Él no quería esto. Él quería algo más, pero aún era considerado un niño, y muy pocos lo tenían en cuenta. Desde los trece años trabajaba y estudiaba al tiempo, ayudaba a su madre en los quehaceres, sacaba las mejores notas en la escuela y ya se estaba preparando para concursar por una beca en alguna universidad y estudiar una carrera. Pero esto eran sólo planes, pues por muy becado que estuviera, su madre estaría sola, y ella estaba un poco delicada de salud; últimamente no se estaba sintiendo bien, así que se preocupaba al no tener a alguien que cuidara de ella en caso de que enfermara.
¿Qué podría hacer?
No comprendía del todo lo que venían a hacer aquí, pero esperaba que fuera algo que ayudara a Sandra a estar mejor, a trabajar menos, a sentirse bien.
En los ojos de su madre hubo siempre una tristeza que él nunca pudo borrar, a pesar de que se consideraba un buen hijo. Por más que se había esforzado, y aunque en muchas ocasiones la hizo sonreír con sus logros, sus chistes y payasadas, muy en el fondo había algo que la entristecía o la preocupaba, y más últimamente.
—¿Eres el hijo de Sandra Santos? –preguntó la mujer que les había abierto la puerta cuando llegaron aquí. Daniel asintió en silencio—. Sígueme –pidió ella, y él hizo caso.

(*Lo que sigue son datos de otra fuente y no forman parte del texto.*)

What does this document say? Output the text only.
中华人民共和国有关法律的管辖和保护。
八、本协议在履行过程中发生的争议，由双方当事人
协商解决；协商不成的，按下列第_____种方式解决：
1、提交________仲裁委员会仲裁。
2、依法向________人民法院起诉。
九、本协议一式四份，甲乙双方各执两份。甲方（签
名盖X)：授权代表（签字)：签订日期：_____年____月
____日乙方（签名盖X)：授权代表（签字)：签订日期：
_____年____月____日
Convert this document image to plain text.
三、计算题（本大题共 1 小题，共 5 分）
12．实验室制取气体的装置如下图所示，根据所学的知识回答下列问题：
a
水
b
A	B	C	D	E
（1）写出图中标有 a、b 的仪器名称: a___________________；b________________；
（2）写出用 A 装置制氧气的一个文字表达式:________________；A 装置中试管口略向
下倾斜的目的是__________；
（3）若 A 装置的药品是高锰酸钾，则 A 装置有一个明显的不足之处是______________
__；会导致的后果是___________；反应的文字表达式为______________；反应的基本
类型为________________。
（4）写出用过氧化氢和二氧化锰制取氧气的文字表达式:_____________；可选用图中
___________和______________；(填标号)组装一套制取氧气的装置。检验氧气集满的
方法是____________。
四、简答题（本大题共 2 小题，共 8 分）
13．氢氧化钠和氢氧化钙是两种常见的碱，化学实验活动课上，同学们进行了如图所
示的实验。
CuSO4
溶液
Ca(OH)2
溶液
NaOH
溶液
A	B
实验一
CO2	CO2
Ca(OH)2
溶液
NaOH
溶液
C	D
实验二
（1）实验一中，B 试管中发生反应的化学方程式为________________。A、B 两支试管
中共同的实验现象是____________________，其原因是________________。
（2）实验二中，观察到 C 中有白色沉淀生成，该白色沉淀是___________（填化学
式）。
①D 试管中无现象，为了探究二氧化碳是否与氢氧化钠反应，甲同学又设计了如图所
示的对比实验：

El interior de la mansión estaba increíblemente fresco. No parecía verano aquí dentro. Los muebles, como en toda casa de ricos, era de una exquisita fineza y buen gusto. Las paredes eran algunas cubiertas en madera, otras forradas de papel tapiz color marfil. Los marcos de las puertas y las ventanas eran también en madera, y había cuadros de reconocidos pintores colgados en las paredes. El piso de parquet brillaba, quizá por el trabajo de cera y pulido que se hacía constantemente sobre él.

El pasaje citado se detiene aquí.